Birinci olarak: Yağmacılar ne istediklerini bildiği gibi yağmaladıklarını da hemen ülke dışına çıkarmayı başardılar. İkinci olarak: Kundakçılar Bağdat’ta ellerinde harita ile dolaşıyorlar ve hangi binaların ABD tarafından savunulmayacağını biliyorlardı. Unutmayın Bağdat’ta ne eletrik ne de su var. Bir keresinde bir kundakçıyı görmüştüm üzerinde kırmızı bir Tişört ve keçi sakallıydı. İkinci sefer aynı adamı gördüğümde, tüfeğini bana doğrulttu. Kundakçılar mavi beyaz otobüslerle geliyorlardı. Bunlar belediye otobüsü değildi, zaten belediye otobüslerini yağmacılar ele geçirmişlerdi. Ama kundakçılar kendi başlarına bir orduydu. Ellerinde haritalar nerelere gidecekleri belliydi. Haritaları onlara kim vermişti? Onlara ABD’nin savunduğu binaların hangileri olduğunu kim bildirmişti? Bunlar önemli sorular. Ne yazık ki Doha’daki meslektaşlarım bu soruları ABD’li yetkililere sormadılar. Nasıl olur da bu kundakçılar ellerinde harita ABD’li askerler tarafından çevrilmeden binaları ateşe verirler? Eğer bir soru varsa, yanıtı da olmalı ve biz bir daha sormalıyız.

Goodman: University of Chicago’dan Mezopotamya arkeologu Dr. Maguire Gibson Müze’ye giden yağmacıların neden kaldıraçlar ve forkliftlerle Müze’ye girdiklerine dair iyi bir fikri olduğunu söyledi. Ona göre tüm bunlar ülke dışından bir yerlerden ayarlanmış.

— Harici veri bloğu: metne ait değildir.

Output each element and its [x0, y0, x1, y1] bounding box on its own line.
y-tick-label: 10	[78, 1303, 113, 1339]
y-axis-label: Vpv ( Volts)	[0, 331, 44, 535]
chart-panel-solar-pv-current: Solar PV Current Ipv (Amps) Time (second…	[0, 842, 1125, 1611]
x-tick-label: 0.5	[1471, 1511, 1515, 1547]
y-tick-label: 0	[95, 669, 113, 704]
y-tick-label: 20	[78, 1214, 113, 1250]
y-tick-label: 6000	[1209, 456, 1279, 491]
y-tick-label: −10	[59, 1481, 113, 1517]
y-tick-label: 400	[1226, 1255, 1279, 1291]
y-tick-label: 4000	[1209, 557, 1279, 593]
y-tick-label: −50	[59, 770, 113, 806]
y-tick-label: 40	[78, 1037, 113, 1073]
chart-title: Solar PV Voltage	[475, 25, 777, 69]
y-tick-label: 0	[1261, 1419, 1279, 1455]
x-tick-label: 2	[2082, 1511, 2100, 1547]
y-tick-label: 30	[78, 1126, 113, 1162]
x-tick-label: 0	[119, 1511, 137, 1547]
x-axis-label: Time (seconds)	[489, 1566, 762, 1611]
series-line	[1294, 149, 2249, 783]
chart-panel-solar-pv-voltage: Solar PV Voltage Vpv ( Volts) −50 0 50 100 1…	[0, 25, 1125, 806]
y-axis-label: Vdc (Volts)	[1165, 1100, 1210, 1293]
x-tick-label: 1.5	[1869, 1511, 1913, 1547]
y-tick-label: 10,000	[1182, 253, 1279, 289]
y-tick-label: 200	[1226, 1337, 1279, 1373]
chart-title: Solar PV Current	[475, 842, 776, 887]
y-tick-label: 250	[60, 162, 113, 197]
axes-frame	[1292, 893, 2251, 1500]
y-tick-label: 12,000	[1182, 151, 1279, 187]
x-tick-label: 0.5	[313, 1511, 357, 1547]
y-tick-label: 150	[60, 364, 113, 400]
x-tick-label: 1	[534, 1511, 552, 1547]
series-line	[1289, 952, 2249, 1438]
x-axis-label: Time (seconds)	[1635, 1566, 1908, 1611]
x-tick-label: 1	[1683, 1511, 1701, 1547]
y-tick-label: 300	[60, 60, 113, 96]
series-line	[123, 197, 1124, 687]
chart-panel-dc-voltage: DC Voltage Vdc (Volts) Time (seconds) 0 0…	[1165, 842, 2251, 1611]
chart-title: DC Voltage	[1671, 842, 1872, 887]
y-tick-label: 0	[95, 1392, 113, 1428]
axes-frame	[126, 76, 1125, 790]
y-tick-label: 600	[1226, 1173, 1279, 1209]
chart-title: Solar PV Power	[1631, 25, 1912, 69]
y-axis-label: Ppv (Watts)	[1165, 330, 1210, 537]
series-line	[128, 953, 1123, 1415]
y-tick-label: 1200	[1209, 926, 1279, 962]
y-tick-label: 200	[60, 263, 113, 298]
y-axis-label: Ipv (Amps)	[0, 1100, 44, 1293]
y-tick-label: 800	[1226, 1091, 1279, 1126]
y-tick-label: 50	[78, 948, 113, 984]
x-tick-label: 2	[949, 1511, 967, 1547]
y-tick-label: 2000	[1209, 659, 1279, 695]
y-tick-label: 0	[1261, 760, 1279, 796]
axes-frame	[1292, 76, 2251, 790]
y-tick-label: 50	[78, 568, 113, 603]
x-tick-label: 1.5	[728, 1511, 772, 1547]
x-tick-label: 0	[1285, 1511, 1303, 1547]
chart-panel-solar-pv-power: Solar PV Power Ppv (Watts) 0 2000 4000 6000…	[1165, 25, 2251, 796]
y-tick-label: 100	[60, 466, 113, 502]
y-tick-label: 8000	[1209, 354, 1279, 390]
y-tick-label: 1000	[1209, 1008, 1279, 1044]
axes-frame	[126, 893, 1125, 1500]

Fisk: Doğrudur, kimi kasalar ve odalar anahtarla açılmıştı, çekiç ve balyozla, zorlamayla değil. Adamlar kamyonlarla geldiler heykelleri yüklemek için. Forklift getirdiklerini görmedim ama olmaması için neden yok. Yağmadan sonra silahlı müze bekçileri geldi ama çok geç kalınmıştı. Yağmacıların önceden planlı geldiklerini biliyorum ama forklift görmedim. Kundakçıların önceden planlı olarak iş yaptıklarını da biliyorum. ABD askerleriyle hiç karşılaşmadan bu işi bitirdikleri de doğru. Amerikalıların kundakçılara müdahale etmediği de doğrudur. Ne zaman bir yangın dumanı görsem hemen arabamla o bölgeye gidiyordum. Bir keresinde Eğitim Bakanlığı binasında bir piyade gördüm.
Askerin adı Ted Nyhom’du. Hastahaneyi savunduklarını söyledi. Yan binayı göstererek “bakanlık binası yanıyor” dedi, “aynı anda her yana yetişemeyiz”. Ted iyi adamdı ama orada tuhaf birşey oldu. Hemen yanıbaşındaki bakanlık binası yanarken Ted kılını bile kıpırdatamadı. Üstlerinden ona müdahale konusunda herhangi bir komut almamış olmaları ona garip gelmiyordu. Bu sadece ordunun ahlaki seviyesinin yüksekliği ya da düşüklüğü ile ilgili değil, burada başka bir durum sözkonusu.
İngiliz ordusu, Savunma Bakanı Geoff Hoon’un “biz Iraklıları özgürleştiriyoruz” sloganıyla Basra’ya girdi. Ama Basra’daki hastahaneleri yağmalattık. Amerikalılar bu konuda suçlular ama İngilizler de az değiller. Bu tür yağmalar 1907 Lahey Konvensiyonu’nda ve sonra da Cenevre Konvansiyonu’nda insanlığa karşı savaş suçu sayılıyor. Amerikalılar bunu çok iyi biliyorlar ve buna rağmen hiçbir önlem almadılar. Irak’ın kültürel mirasının yağmalanmasını engellemek için hiçbir şey yapmadılar; bıraktılar ve Kuran-ı Kerimler yandı, arşivler ve bakanlıklar... Bunun nedeni nedir, sorulmalı.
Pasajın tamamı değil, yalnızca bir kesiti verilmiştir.